A letter sent to a landowner from a member of the public stated that his privately owned land was for the “enjoyment of all and not the gratification of one family”, the Dáil was told this week during a debate on insurance reform.
Last month, Cabinet approved proposed amendments to current legislation relating to the issue of ‘duty of care’. This is one key component of the government’s insurance-reform action plan, published in December 2020, which was up for debate this week in the Dáil.
In this context, Deputy Cathal Crowe raised the issue of trespassing, which, he said, is “still very real” in Ireland, especially on privately owned land.
“Just last month, the Cabinet agreed a tightening up of insurance and will look at the whole realm of people filing insurance claims for being on a premises they never had authorisation to be on in the first place,” he said.
“Trespassing is still very real in Ireland and farmers feel it an awful lot,” he added.
He then described the contents of a letter sent to a landowner in which the landowner was told that their “privately owned parcel of land, which has been in private ownership for generations, is for the enjoyment of all and not the gratification of one family”.
“Good Jesus, this is private property, which is there for a farmer or landowner to use,” he said.
He added that if people want to go hiking and walk across land, they can do so with consent from a landowner but trespassing without someone’s consent is “legally wrong and should also be wrong from an insurance perspective”.
“They are interfacing with cattle, livestock and electric fences. There could be bog holes, watercourses and whatnot.

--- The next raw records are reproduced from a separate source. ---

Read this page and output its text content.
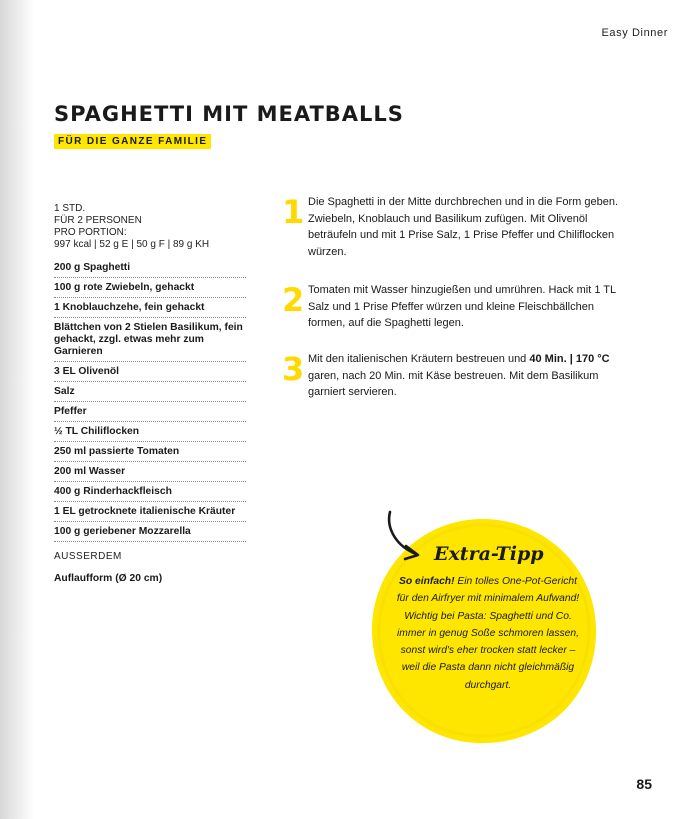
Easy Dinner
SPAGHETTI MIT MEATBALLS
FÜR DIE GANZE FAMILIE
1 STD.
FÜR 2 PERSONEN
PRO PORTION:
997 kcal | 52 g E | 50 g F | 89 g KH
200 g Spaghetti
100 g rote Zwiebeln, gehackt
1 Knoblauchzehe, fein gehackt
Blättchen von 2 Stielen Basilikum, fein gehackt, zzgl. etwas mehr zum Garnieren
3 EL Olivenöl
Salz
Pfeffer
½ TL Chiliflocken
250 ml passierte Tomaten
200 ml Wasser
400 g Rinderhackfleisch
1 EL getrocknete italienische Kräuter
100 g geriebener Mozzarella
AUSSERDEM
Auflaufform (Ø 20 cm)
1 Die Spaghetti in der Mitte durchbrechen und in die Form geben. Zwiebeln, Knoblauch und Basilikum zufügen. Mit Olivenöl beträufeln und mit 1 Prise Salz, 1 Prise Pfeffer und Chiliflocken würzen.
2 Tomaten mit Wasser hinzugießen und umrühren. Hack mit 1 TL Salz und 1 Prise Pfeffer würzen und kleine Fleischbällchen formen, auf die Spaghetti legen.
3 Mit den italienischen Kräutern bestreuen und 40 Min. | 170 °C garen, nach 20 Min. mit Käse bestreuen. Mit dem Basilikum garniert servieren.
Extra-Tipp
So einfach! Ein tolles One-Pot-Gericht für den Airfryer mit minimalem Aufwand! Wichtig bei Pasta: Spaghetti und Co. immer in genug Soße schmoren lassen, sonst wird's eher trocken statt lecker – weil die Pasta dann nicht gleichmäßig durchgart.
85
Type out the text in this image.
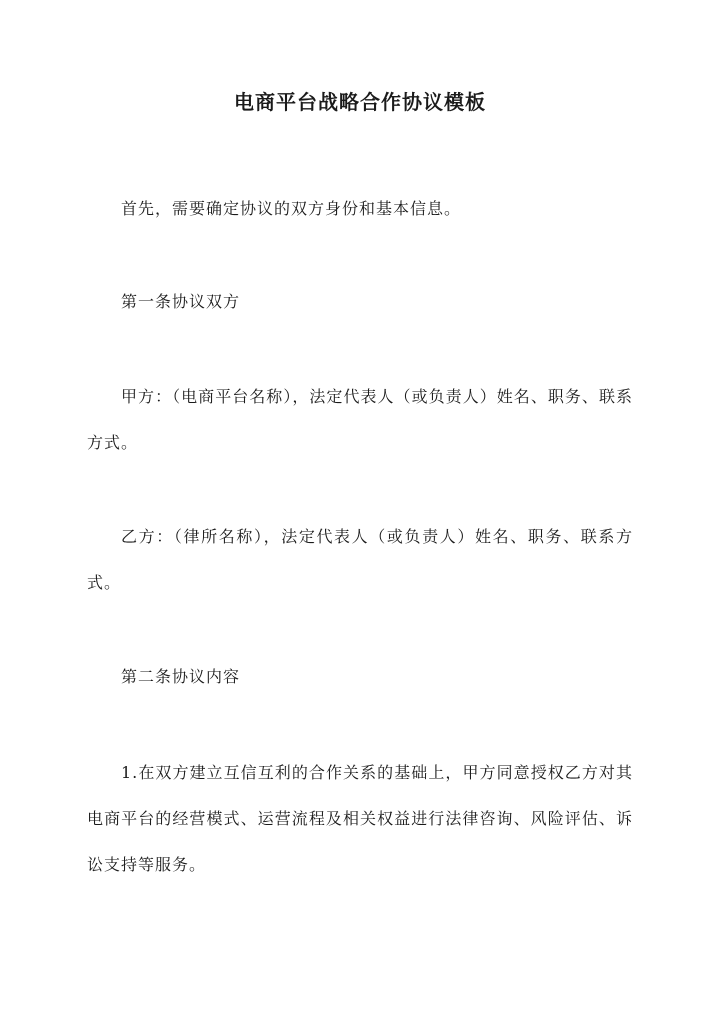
电商平台战略合作协议模板

首先，需要确定协议的双方身份和基本信息。

第一条协议双方

甲方：（电商平台名称），法定代表人（或负责人）姓名、职务、联系方式。

乙方：（律所名称），法定代表人（或负责人）姓名、职务、联系方式。

第二条协议内容

1.在双方建立互信互利的合作关系的基础上，甲方同意授权乙方对其电商平台的经营模式、运营流程及相关权益进行法律咨询、风险评估、诉讼支持等服务。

“If someone is to take any risk to be on someone’s land without authorisation, they need to be prepared to face the consequences, if any,” he said.
Rural impact of insurance costs
Other TDs raised the impact of insurance costs on rural businesses, rural communities, and on rural commuters, and a common theme throughout the debate was that insurance reform is not happening fast enough.
Deputy Rose Conway-Walsh mentioned the plight of Delphi Adventure Centre located in rural Co. Mayo.
“This is one business that is crippled by insurance costs, with a 300% increase since 2019 and an excess of up to €20,000, despite having an excellent safety record,” she said.
She also said that she recently conducted a survey of apprentices across the country on the cost-of-living pressures they face.
“Despite rent soaring and fuel costs, car insurance continued to stand out as one of the biggest issues for young people attempting to get a trade,” she said.
“In a rural constituency such as Mayo, where people have no alternative, car insurance is not an optional extra but an integral part of employment, self-employment, and educational attainment.”
Deputy Ged Nash said that the hospitality sector, agricultural shows and festivals, and leisure and childcare centres have seen very substantial increases in insurance premiums recently, “even though we are being told time and again that premiums are coming down”.
Citing the experience of the owner of the Irish Military Museum and Park, built on the site of a former beef farm in Co. Louth, Deputy Nash said:
“It gets thousands of visitors every year. He is a collector of significant military memorabilia, and the museum is a very popular destination for people across the country and elsewhere.
“When he started his business eight years ago, his insurance premiums were €8,500 a year. This year, it is €28,000. It is quite extraordinary.”
Deputy Sean Canney spoke of the community work carried out by voluntary groups involved in rural social schemes and community employment schemes in his area of Galway east.
“However, they are not able to do work on the roads or in public areas without having public liability insurance,” he said.
“Those groups are doing the work of the local authority and that work should be covered by the local authority as part of its overall insurance cover. The situation as it stands is creating a layer of insurance on top of a layer of insurance.
“People, including Tidy Towns volunteers, cannot do work in those areas. They cannot do grass trimming or whatever else. Local authorities do not have the people to do that work. We must be practical,” he said.